Когда Дроминд ушел, Туек вызвал доверенного помощника.
— Где святое дитя?
— Она удалилась в пустыню ради общения со своим Отцом.
— На юго-запад?
— Да, Владыка.
— Дроминда нужно отвезти далеко на восток и высадить там. Поместите в том месте несколько тамперов, чтобы быть уверенными, что он никогда не вернется.
— Дроминда, Владыка?
— Дроминда.
Но и после того, как Дроминд был «переведен» в пасть Бога, жрецы продолжали следовать в том направлении, в котором он их подтолкнул. Они изучали Шиэну.
Шиэна тоже изучала.
Постепенно, так постепенно, что она не могла бы определить точку отсчета, она вызнала свою огромную власть над всеми ее окружавшими. Сначала это была игра, вечный День Ребенка, когда взрослые, сломя голову, кидались выполнить любую детскую прихоть. Представлялось, что нет прихоти слишком трудной. Желала ли она редкого фрукта для своего стола?
Фрукт подавался ей на золотом блюде.
Замечала ли она ребенка далеко внизу, на людных улицах, и требовала, чтобы этот ребенок стал ее товарищем по играм?
Этого ребенка сразу же доставляли в Храм в апартаменты Шиэны. Когда страх и потрясение проходили, ребенок даже мог присоединиться к ее игре, которую жрецы и жрицы напряженно наблюдали. Невинное скакание по саду на крыше, подхихикивающие шепотки — все это подвергалось внимательному анализу. Шиэна тяготилась благоговением таких детей. Она редко звала того же самого ребенка назад, предпочитая узнавать новое от новых товарищей по играм.

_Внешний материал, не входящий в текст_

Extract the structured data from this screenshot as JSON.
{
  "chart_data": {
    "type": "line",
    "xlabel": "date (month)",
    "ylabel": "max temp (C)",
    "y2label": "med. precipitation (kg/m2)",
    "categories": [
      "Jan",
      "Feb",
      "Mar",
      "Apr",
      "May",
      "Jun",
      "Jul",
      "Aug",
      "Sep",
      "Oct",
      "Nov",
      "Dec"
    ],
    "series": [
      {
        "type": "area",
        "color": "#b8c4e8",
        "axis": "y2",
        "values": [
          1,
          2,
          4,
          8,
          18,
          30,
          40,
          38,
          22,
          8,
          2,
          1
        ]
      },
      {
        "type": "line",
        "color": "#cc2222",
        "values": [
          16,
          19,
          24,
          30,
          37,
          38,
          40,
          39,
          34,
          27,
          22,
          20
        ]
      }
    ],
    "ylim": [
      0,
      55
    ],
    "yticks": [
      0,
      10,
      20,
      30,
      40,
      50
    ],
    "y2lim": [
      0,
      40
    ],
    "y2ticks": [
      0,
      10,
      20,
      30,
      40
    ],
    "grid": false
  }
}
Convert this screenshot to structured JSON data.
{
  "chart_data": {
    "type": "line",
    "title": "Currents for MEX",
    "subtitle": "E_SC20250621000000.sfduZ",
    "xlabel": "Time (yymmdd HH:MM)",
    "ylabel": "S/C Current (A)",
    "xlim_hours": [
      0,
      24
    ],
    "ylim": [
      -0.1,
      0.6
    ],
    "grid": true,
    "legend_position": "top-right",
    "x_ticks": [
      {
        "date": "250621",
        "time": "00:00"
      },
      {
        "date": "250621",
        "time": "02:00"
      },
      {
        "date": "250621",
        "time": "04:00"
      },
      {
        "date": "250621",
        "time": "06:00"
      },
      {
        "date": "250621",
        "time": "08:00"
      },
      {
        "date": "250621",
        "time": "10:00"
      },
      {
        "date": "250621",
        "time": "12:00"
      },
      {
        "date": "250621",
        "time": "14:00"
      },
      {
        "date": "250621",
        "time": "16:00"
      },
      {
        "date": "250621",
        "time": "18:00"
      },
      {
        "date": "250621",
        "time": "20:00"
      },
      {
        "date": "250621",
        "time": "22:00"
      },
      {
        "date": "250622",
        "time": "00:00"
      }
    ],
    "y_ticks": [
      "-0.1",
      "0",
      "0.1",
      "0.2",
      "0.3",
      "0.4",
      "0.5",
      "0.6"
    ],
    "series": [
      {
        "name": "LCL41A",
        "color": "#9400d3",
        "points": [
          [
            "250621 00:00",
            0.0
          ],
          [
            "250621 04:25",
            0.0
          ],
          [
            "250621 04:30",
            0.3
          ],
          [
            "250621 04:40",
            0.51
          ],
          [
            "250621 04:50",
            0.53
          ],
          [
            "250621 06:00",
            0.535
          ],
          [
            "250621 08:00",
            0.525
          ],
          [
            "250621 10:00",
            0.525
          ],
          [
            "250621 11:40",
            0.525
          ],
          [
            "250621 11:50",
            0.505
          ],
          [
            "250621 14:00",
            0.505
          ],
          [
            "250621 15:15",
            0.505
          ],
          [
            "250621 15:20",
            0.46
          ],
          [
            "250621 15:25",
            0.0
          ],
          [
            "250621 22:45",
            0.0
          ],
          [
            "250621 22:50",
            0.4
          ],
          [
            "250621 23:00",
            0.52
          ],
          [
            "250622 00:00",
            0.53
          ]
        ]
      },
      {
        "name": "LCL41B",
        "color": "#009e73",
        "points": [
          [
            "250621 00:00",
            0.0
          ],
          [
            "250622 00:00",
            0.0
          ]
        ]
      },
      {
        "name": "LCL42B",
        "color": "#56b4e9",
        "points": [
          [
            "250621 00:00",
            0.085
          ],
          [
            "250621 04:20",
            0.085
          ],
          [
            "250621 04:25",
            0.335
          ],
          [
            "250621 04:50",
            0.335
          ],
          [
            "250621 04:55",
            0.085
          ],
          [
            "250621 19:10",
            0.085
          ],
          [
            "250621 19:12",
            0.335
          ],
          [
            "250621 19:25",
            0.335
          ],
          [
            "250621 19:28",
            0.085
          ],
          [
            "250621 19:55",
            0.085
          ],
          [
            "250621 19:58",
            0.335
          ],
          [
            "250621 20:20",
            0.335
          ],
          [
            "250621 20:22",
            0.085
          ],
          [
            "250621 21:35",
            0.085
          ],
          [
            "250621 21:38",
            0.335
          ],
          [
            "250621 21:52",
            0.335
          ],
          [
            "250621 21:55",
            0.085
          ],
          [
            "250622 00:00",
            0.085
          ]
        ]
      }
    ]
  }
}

Священники не пришли к согласию насчет безвредности подобных встреч. Детей, игравших с Шиэной, подвергали устрашающим допросам, пока Шиэна этого не обнаружила и не обрушилась с яростью на своих опекунов.
Весть о Шиэне неизбежно расходилась по всему Ракису и за пределы планеты. Скапливались отчеты и у Ордена Бене Джессерит. Проходили годы все такого же автократичного распорядка, похожие на неперестающую удивлять диковинку. Никто из ее непосредственной прислуги не думал об этом как об образовании: Шиэна учила жрецов Ракиса, а они учили ее. Бене Джессерит, однако, подмечал этот аспект жизни Шиэны и тщательно за ним наблюдал.
— Она в хороших руках. Оставьте ее там, пока она для нас не созреет, — поступило распоряжение Таразы. — Держите ударные отряды в постоянной боевой готовности. Проследите, чтобы я получала регулярные отчеты.
Шиэна ни разу не открыла ни своего истинного происхождения, ни того, что сделал Шайтан с ней самой. Она думала о своем молчании, как о плате за то, что ее пощадили.
Кое-что потеряло для Шиэны вкус. Все реже становились ее вылазки в пустыню. Любопытство оставалось прежним, но становилось очевидным, что объяснения поведению Шайтана по отношению к ней нельзя найти на открытом песке. И хотя она знала о существовании на Ракисе посольств других сил, шпионы Бене Джессерит среди ее прислуги заботились, чтобы Шиэна не проявляла слишком большого интереса к Ордену. Успокоительные ответы, чтобы погасить такой интерес, отпускались и отмерялись Шиэне по мере надобности.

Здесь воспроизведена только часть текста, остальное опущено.